Hoje iremos diretamente ao livro que foi, ao nosso ver, o livro-chave de 2014: Juvenescence. A Cultural History of Our Age de Robert Pogue Harrison (The University of Chicago Press, Chicago and London, 2014), leitura imprescindível para quem quiser, como no nosso caso, pensar – e, sobretudo, repensar – a literatura.

O que torna o volume de Harrison uma verdadeira surpresa é a sua originalidade teórica. Harrison já apresentou algumas das teses de Juvenescence num ciclo de conferências realizadas em maio de 2010, em Paris, ao Collège de France. Obviamente a importância de Juvenescence não depende só de uma questão de método. O assunto escolhido também contribui, e muito, para tornar o livro um texto de enorme interesse. A conservação de elementos infantis durante a vida adulta – a neoteny, neotenia, da qual trata amplamente Juvenescence – representa, de fato, um tópico a ordem do dia na nossa cultura pós-moderna, época do “fim da história”.

Para entender melhor, partimos de um dado que se refere ao Brasil. O autor não aborda diretamente a neotenia evocando perspectivas latino-americanas, nem o Brasil, mas Juvenescence oferece várias sugestões hermenêuticas que combinam perfeitamente com a atual realidade brasileira.  Nas últimas duas décadas aqui na América Latina a releitura em chave “anti-essencialista” do conceito de identidade, colocou a categoria do hibridismo identitário, das identidades “em trânsito” como alternativa pós-moderna ao Eu moderno (o “velho” Eu da modernidade: o Eu Mae, Pai, Marido, Esposa, Partido, Nação, Igreja, etc.). Não precisa nem mencionar o sucesso, aqui no Brasil, de livros como Culturas híbridas de Néstor García Canclini ou de textos como A identidade cultural na pós-modernidade de Stuart Hall. A identidade pós-moderna mudou de status:  passou a ser  descentralizada ao invés de monocêntrica, plural ao invés de singular, reticular ao invés de vertical.

A neotenia que protagoniza a history of our age de Harrison, pelo contrário, não se deixa investir pela dicotomia – e nem pela interseção puramente lúdica – entre identidade e alteridade, entre tradição e inovação.
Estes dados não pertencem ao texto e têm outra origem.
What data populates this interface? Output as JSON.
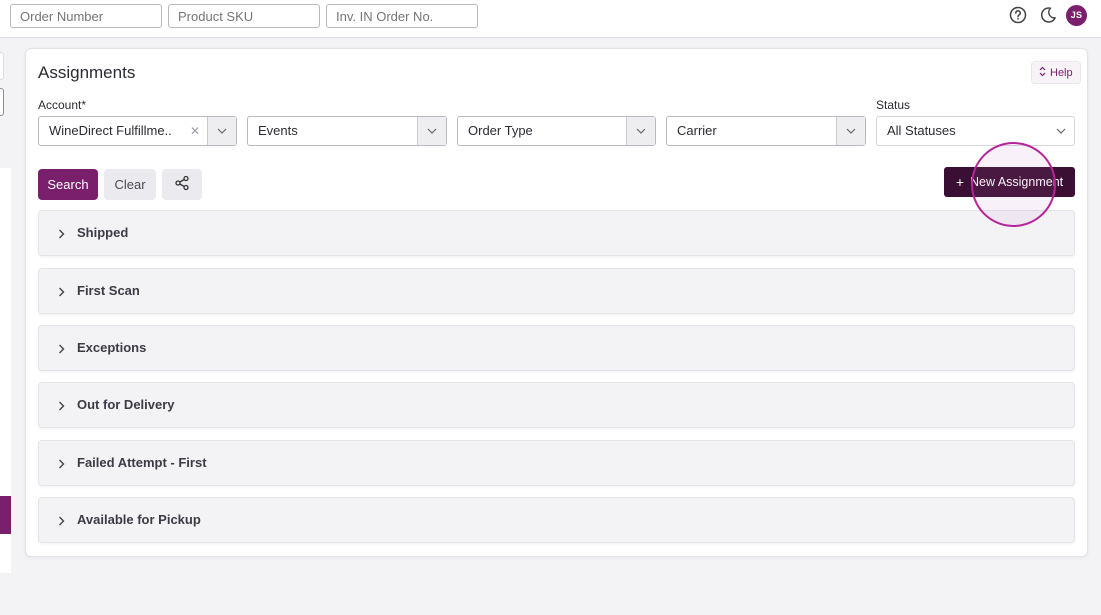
{
  "topbar": {
    "search_fields": [
      {
        "placeholder": "Order Number"
      },
      {
        "placeholder": "Product SKU"
      },
      {
        "placeholder": "Inv. IN Order No."
      }
    ],
    "user_initials": "JS"
  },
  "page": {
    "title": "Assignments",
    "help_label": "Help"
  },
  "filters": {
    "account_label": "Account*",
    "account_value": "WineDirect Fulfillme...",
    "events_value": "Events",
    "order_type_value": "Order Type",
    "carrier_value": "Carrier",
    "status_label": "Status",
    "status_value": "All Statuses"
  },
  "actions": {
    "search_label": "Search",
    "clear_label": "Clear",
    "new_assignment_label": "New Assignment"
  },
  "sections": [
    {
      "label": "Shipped"
    },
    {
      "label": "First Scan"
    },
    {
      "label": "Exceptions"
    },
    {
      "label": "Out for Delivery"
    },
    {
      "label": "Failed Attempt - First"
    },
    {
      "label": "Available for Pickup"
    }
  ],
  "colors": {
    "brand": "#7a1f6c",
    "dark_brand": "#3b0f33",
    "highlight": "#b5259a"
  }
}
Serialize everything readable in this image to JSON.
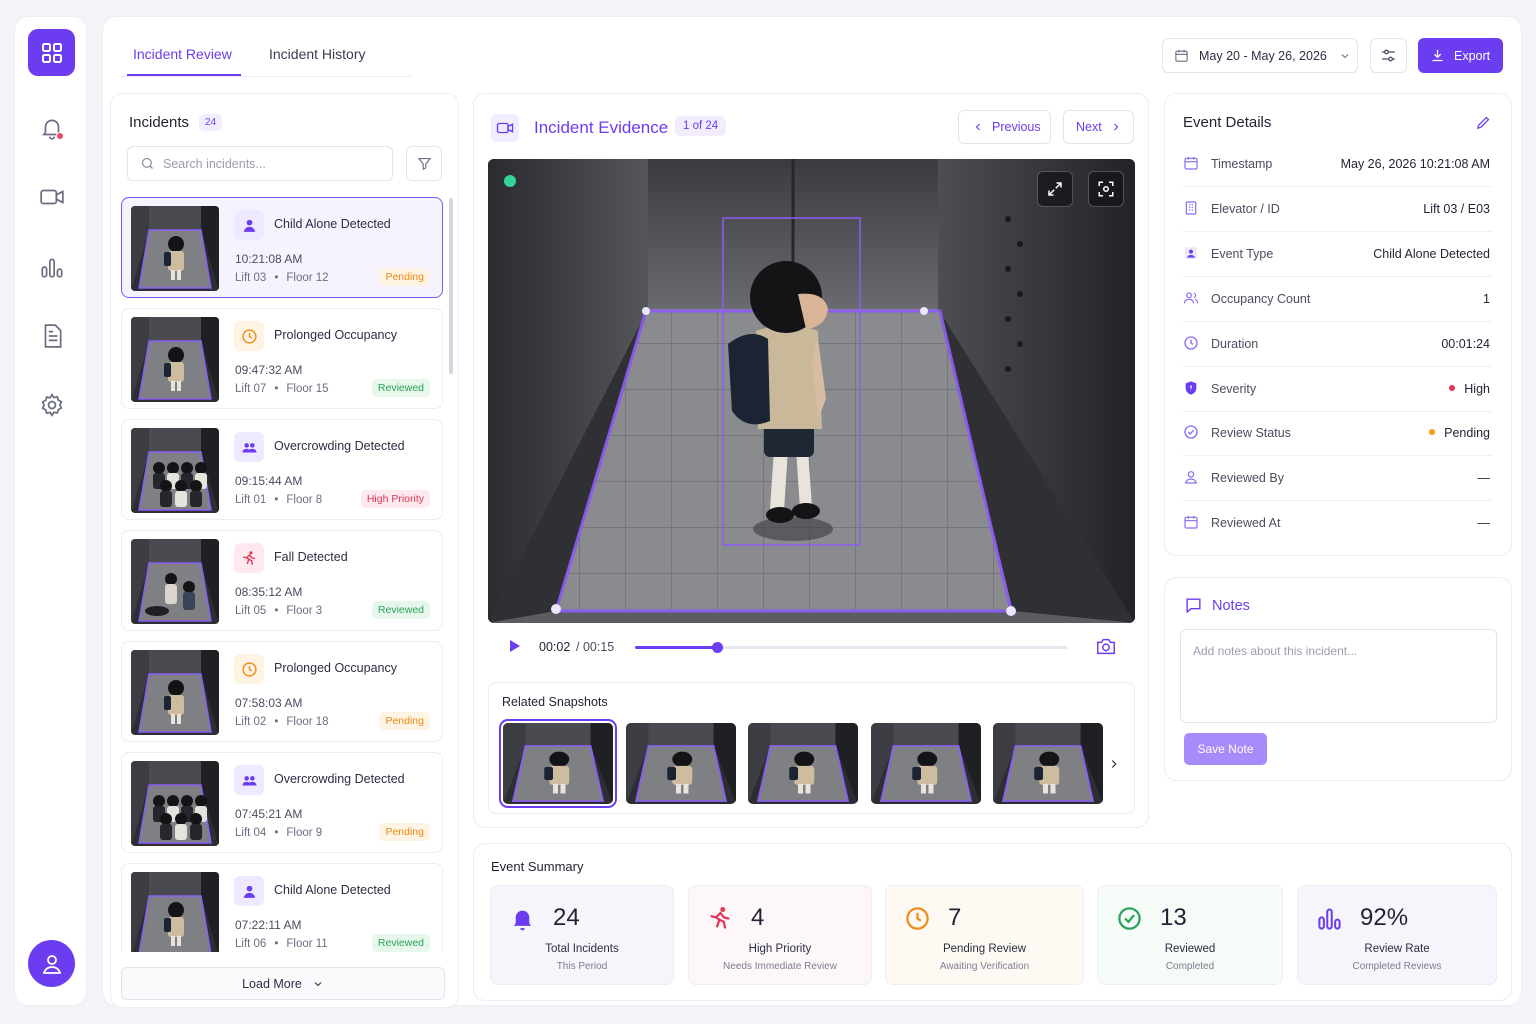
{
  "tabs": [
    {
      "label": "Incident Review",
      "active": true
    },
    {
      "label": "Incident History",
      "active": false
    }
  ],
  "header": {
    "date_range": "May 20 - May 26, 2026",
    "export_label": "Export"
  },
  "incidents": {
    "title": "Incidents",
    "count": "24",
    "search_placeholder": "Search incidents...",
    "load_more": "Load More",
    "items": [
      {
        "title": "Child Alone Detected",
        "time": "10:21:08 AM",
        "lift": "Lift 03",
        "floor": "Floor 12",
        "status": "Pending",
        "icon": "person-icon",
        "selected": true
      },
      {
        "title": "Prolonged Occupancy",
        "time": "09:47:32 AM",
        "lift": "Lift 07",
        "floor": "Floor 15",
        "status": "Reviewed",
        "icon": "clock-icon"
      },
      {
        "title": "Overcrowding Detected",
        "time": "09:15:44 AM",
        "lift": "Lift 01",
        "floor": "Floor 8",
        "status": "High Priority",
        "icon": "group-icon"
      },
      {
        "title": "Fall Detected",
        "time": "08:35:12 AM",
        "lift": "Lift 05",
        "floor": "Floor 3",
        "status": "Reviewed",
        "icon": "running-person-icon"
      },
      {
        "title": "Prolonged Occupancy",
        "time": "07:58:03 AM",
        "lift": "Lift 02",
        "floor": "Floor 18",
        "status": "Pending",
        "icon": "clock-icon"
      },
      {
        "title": "Overcrowding Detected",
        "time": "07:45:21 AM",
        "lift": "Lift 04",
        "floor": "Floor 9",
        "status": "Pending",
        "icon": "group-icon"
      },
      {
        "title": "Child Alone Detected",
        "time": "07:22:11 AM",
        "lift": "Lift 06",
        "floor": "Floor 11",
        "status": "Reviewed",
        "icon": "person-icon"
      }
    ]
  },
  "evidence": {
    "title": "Incident Evidence",
    "counter": "1 of 24",
    "previous_label": "Previous",
    "next_label": "Next",
    "current_time": "00:02",
    "duration": "/ 00:15",
    "progress": 0.19,
    "snapshots_title": "Related Snapshots",
    "snapshot_count": 5
  },
  "details": {
    "title": "Event Details",
    "rows": [
      {
        "label": "Timestamp",
        "value": "May 26, 2026  10:21:08 AM",
        "icon": "calendar-icon"
      },
      {
        "label": "Elevator / ID",
        "value": "Lift 03 / E03",
        "icon": "building-icon"
      },
      {
        "label": "Event Type",
        "value": "Child Alone Detected",
        "icon": "person-badge-icon"
      },
      {
        "label": "Occupancy Count",
        "value": "1",
        "icon": "users-icon"
      },
      {
        "label": "Duration",
        "value": "00:01:24",
        "icon": "clock-icon"
      },
      {
        "label": "Severity",
        "value": "High",
        "icon": "shield-icon",
        "dot": "#e23656"
      },
      {
        "label": "Review Status",
        "value": "Pending",
        "icon": "check-circle-icon",
        "dot": "#f59e0b"
      },
      {
        "label": "Reviewed By",
        "value": "—",
        "icon": "user-icon"
      },
      {
        "label": "Reviewed At",
        "value": "—",
        "icon": "calendar-icon"
      }
    ]
  },
  "notes": {
    "title": "Notes",
    "placeholder": "Add notes about this incident...",
    "save_label": "Save Note"
  },
  "summary": {
    "title": "Event Summary",
    "stats": [
      {
        "value": "24",
        "label": "Total Incidents",
        "sub": "This Period",
        "icon": "bell-icon",
        "color": "#6c3cf0",
        "bg": "#f6f5fb"
      },
      {
        "value": "4",
        "label": "High Priority",
        "sub": "Needs Immediate Review",
        "icon": "running-person-icon",
        "color": "#e23656",
        "bg": "#fdf7f9"
      },
      {
        "value": "7",
        "label": "Pending Review",
        "sub": "Awaiting Verification",
        "icon": "clock-icon",
        "color": "#f08c1a",
        "bg": "#fefaf3"
      },
      {
        "value": "13",
        "label": "Reviewed",
        "sub": "Completed",
        "icon": "check-circle-icon",
        "color": "#2ba35a",
        "bg": "#f5fbf6"
      },
      {
        "value": "92%",
        "label": "Review Rate",
        "sub": "Completed Reviews",
        "icon": "bar-chart-icon",
        "color": "#6c3cf0",
        "bg": "#f6f5fb"
      }
    ]
  }
}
O velho e o novo – que no segundo capítulo de Juvenescence intitulado Wisdom and Genius Harrison sintetiza na articulação entre a sabedoria e a genialidade – estão sempre presentes e a relação entre eles não é de oposição, mas de complementaridade, de originária reciprocidade criadora. O filósofo que – graças a uma intuição de rara sutileza – Harrison menciona como representativo dessa fecunda coincidentia oppositorum alternativa ao historicismo hegeliano é Giambattista Vico. O termo utilizado em Juvenescence para definir esta articulação é heterocronia; ou seja, a característica de ter “muitos tipos diversificados de idades: biológica, histórica, institucional, psicológica” (p. 2). Assim, “enquanto o gênio liberta as novidades do futuro, a sabedoria recebe as heranças do passado, renovando-as no processo de transmissão para os mais jovens” (p. 41).

Na pós-modernidade esses dois polos encontram-se conjugados de forma invertida: as propriedades de permanência e de continuidade estão ligadas ao novo e não mais ao velho. Depois do fluxo criativo e produtivo das últimas duas décadas, “ninguém sabe se existe suficiente plasticidade juvenil na psique humana para a adaptação às revoluções tão aceleradas dos nossos gênios frenéticos” (p. 43). Isso nos leva a perguntar, junto com o autor: se a identidade se constitui através de rupturas, qual a possibilidade para um futuro outro?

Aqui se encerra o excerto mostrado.